In process- It is by grace you have been saved
Glen Doss, Major
“For this son of mine was dead and is alive again; he was lost and is found.” So they began to celebrate (Luke 15:24 NIV).
“Everything was dark when my eyes popped open. I shook my head to clear it. I lay flat on my back among garbage cans alongside a brick building. Staring directly into a hazy sky above, aware of a horrible stench, I suddenly grasped what had happened: I had done it once again—overdosed. How many times had it been now? Four? My stomach heaved; I turned over on my belly and vomited. …Then a feeling of urgency came over me—I needed a fix and I needed it fast.”
Walking with my friend Conrad Watson through the twists and turns that comprised his life, I experienced a rollercoaster ride of deep despair contrasted with great delight. Conducting interviews for his memoir, I alternately cried and rejoiced. I kept asking myself: How can a person survive all this? But then I remembered: I hear stories like this over and over at The Salvation Army—there are so many trophies of grace.
As I vicariously lived Watson’s life—an abusive childhood followed by 25 years of hustling for alcohol and drugs on the streets of San Francisco and Los Angeles, and then 23 years of service to The Salvation Army—I knew I was witnessing an amazing demonstration of the resurrection power of God. I was reminded: Because of the Lord’s great love we are not consumed; and God, who is rich in mercy, made us alive with Christ even when we were dead in transgressions—it is by grace you have been saved (Lam. 3:22; Eph. 2:4-5). What an Easter story his life has been!
(The excerpts below were taken from the book On the Nickel: Doc Watson, available through Amazon.com and Barnesandnoble.com.)
A life redeemed
Rescued from the sick, sordid world of Los Angeles’s skid row, called the Nickel:
“I lived in two worlds: one in which I empathized with others and, at a subliminal level, hungered deeply for God, a world that lay just beneath the surface of my façade and manifested itself in genuine humility. My other world was the one of which my five senses fed me information: the streets, the drugs, and the dog-eat-dog lifestyle of the Nickel. I knew I was really a small dog in a big dog world because I wasn’t as ruthless as most. Yet I had certainly learned to do underhanded stuff—I knew how to survive.”
Then came the day:
“Returning from the run, I shuffled painfully down the hall, some clarity returning to my thinking. Glancing down at myself, I noticed for the first time in days that my clothes were filthy and I hadn’t bathed since I couldn’t remember when. …Stopping at the door of my fleabag hotel room, I slowly turned the key, stepped inside, and dropped down on the cot. Lying on my back, I stared at the ceiling.

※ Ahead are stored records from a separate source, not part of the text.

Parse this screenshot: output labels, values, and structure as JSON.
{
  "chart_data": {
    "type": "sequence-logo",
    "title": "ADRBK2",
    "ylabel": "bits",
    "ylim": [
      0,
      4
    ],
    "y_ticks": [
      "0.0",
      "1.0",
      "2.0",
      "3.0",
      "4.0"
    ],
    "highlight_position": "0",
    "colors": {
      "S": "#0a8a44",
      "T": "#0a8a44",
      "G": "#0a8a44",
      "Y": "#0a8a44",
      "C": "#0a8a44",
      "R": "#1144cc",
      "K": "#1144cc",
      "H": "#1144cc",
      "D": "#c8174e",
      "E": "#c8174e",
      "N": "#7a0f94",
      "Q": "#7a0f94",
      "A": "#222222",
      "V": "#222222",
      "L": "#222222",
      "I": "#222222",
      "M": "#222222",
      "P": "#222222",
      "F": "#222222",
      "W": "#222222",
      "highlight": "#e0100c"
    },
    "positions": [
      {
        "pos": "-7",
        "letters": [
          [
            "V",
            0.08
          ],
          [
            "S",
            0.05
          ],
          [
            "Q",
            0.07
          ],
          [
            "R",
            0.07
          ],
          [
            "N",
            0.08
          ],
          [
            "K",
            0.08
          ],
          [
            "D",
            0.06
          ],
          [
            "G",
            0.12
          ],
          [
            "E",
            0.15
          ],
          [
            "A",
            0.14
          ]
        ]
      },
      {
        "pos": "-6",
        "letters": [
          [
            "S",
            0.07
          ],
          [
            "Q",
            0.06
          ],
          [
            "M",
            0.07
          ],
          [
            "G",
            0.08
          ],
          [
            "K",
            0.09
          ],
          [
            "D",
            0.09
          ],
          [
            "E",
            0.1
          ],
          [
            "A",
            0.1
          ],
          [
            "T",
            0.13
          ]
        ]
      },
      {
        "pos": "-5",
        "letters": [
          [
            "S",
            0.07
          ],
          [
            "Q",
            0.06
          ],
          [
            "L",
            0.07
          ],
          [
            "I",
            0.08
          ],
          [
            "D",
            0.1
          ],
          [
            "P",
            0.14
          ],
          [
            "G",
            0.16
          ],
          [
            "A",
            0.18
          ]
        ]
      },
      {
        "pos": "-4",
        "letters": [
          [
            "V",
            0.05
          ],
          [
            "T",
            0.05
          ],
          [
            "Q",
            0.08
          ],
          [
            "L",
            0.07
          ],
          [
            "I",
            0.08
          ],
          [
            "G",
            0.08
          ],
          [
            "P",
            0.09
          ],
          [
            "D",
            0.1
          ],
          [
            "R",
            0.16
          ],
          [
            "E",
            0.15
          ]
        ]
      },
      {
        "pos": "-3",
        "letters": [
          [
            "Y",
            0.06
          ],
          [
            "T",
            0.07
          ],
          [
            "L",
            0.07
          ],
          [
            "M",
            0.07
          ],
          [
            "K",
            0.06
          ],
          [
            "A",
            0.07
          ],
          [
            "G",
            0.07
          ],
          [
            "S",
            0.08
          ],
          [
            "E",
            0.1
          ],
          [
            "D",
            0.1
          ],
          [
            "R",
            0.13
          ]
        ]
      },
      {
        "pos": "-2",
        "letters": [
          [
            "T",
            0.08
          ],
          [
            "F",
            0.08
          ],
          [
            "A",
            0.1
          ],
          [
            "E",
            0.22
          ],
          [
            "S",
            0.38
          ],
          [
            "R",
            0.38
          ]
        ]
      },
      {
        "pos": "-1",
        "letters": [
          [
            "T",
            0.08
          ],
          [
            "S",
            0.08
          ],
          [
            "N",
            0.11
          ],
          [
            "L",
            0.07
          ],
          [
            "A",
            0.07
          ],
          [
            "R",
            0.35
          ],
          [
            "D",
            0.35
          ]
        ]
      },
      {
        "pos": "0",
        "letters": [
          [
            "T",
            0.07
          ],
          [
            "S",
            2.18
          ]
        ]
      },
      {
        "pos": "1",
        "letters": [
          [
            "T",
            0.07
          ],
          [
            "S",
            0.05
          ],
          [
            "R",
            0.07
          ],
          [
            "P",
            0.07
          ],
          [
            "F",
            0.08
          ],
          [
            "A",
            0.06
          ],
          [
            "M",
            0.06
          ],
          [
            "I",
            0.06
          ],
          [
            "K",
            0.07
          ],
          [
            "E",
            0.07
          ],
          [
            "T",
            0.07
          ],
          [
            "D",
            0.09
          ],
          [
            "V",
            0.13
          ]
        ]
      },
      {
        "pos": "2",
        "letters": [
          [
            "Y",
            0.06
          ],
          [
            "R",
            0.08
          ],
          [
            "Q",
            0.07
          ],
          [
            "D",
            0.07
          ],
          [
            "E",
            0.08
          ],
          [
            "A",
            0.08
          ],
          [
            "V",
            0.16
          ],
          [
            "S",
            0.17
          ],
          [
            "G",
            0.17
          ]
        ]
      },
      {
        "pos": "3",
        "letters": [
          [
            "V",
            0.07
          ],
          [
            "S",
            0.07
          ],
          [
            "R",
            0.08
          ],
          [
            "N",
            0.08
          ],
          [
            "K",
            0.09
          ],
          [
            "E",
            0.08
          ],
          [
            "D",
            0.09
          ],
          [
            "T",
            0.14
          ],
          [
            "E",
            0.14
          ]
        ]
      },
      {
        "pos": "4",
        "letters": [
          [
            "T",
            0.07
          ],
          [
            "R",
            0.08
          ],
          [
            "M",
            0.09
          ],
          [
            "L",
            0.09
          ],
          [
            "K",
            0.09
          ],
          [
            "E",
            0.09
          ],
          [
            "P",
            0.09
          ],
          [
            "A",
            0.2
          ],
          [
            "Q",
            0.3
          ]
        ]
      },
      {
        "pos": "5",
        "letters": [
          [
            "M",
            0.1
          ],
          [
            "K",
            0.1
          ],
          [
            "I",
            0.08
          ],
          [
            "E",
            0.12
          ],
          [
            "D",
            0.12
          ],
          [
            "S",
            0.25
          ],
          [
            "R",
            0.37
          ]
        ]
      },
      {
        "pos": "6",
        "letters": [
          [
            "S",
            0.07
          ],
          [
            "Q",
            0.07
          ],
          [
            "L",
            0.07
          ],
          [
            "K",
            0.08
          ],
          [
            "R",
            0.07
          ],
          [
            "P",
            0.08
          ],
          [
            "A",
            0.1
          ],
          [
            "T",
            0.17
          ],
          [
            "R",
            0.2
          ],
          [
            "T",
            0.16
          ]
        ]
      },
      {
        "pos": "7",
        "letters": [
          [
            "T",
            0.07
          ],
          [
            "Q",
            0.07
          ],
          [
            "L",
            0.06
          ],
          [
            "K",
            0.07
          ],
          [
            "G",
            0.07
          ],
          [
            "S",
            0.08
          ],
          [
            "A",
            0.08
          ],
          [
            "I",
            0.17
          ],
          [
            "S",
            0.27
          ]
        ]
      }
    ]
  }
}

“‘Some people can get clean and sober, but I can’t. I’m doomed. At 42 years of age I’m going to die. I know I’m going to die living like this.’ …I closed my eyes, and my face muscles relaxed a little as I slowly fell asleep….
“‘Gimme all your money or I’ll kill you!’ I was aware of a knife blade at my throat and the heavy force of a hand upon the back of my neck. ‘I said, give me all your money or I’ll kill you!’ In the dim light, I spied the stocking over the man’s face and knew he meant business.
“‘Man, all I got is a dollar and some change in that drawer there,’ I said, nodding as best I could toward a bedside table. Still holding the knife at my throat, the man used his other hand to pull out the drawer and grab up the money.
“He demanded, ‘Where’s the rest? I mean it! I’ll kill you, sure as I breathe.’
“‘Man, you don’t want to do that. I don’t have no more. Think: Would I lie with a knife at my throat? Look around. I ain’t got nothing. I’m a poor bum just trying to survive. I ain’t got the rent for this place. I’m gonna be on the streets come morning. That’s how broke I am. I ain’t got nothing!’
“With an epithet the man snorted. ‘I’m coming back. And if you don’t have more money, you’re a dead man!’ With that he stormed out….
“For the first time since I was a small child, I suddenly found myself on my knees. In a way only the dying can do, with tears running down my face—I poured out my heart to God.
“‘God, please help me out of this trap I’m caught in: the heroin, the alcohol, the violent lifestyle—stealing, hustling. Is there no hope for me at all? Or am I doomed to die in this vicious lifestyle? Please help me. Tell me what to do.’
“A quiet reassuring voice sounded within my heart: Go back to The Salvation Army Harbor Light, to that safe place. It’s not too late—to live right, to learn to live clean and sober, to get right with God. And I trembled at the voice of hope.”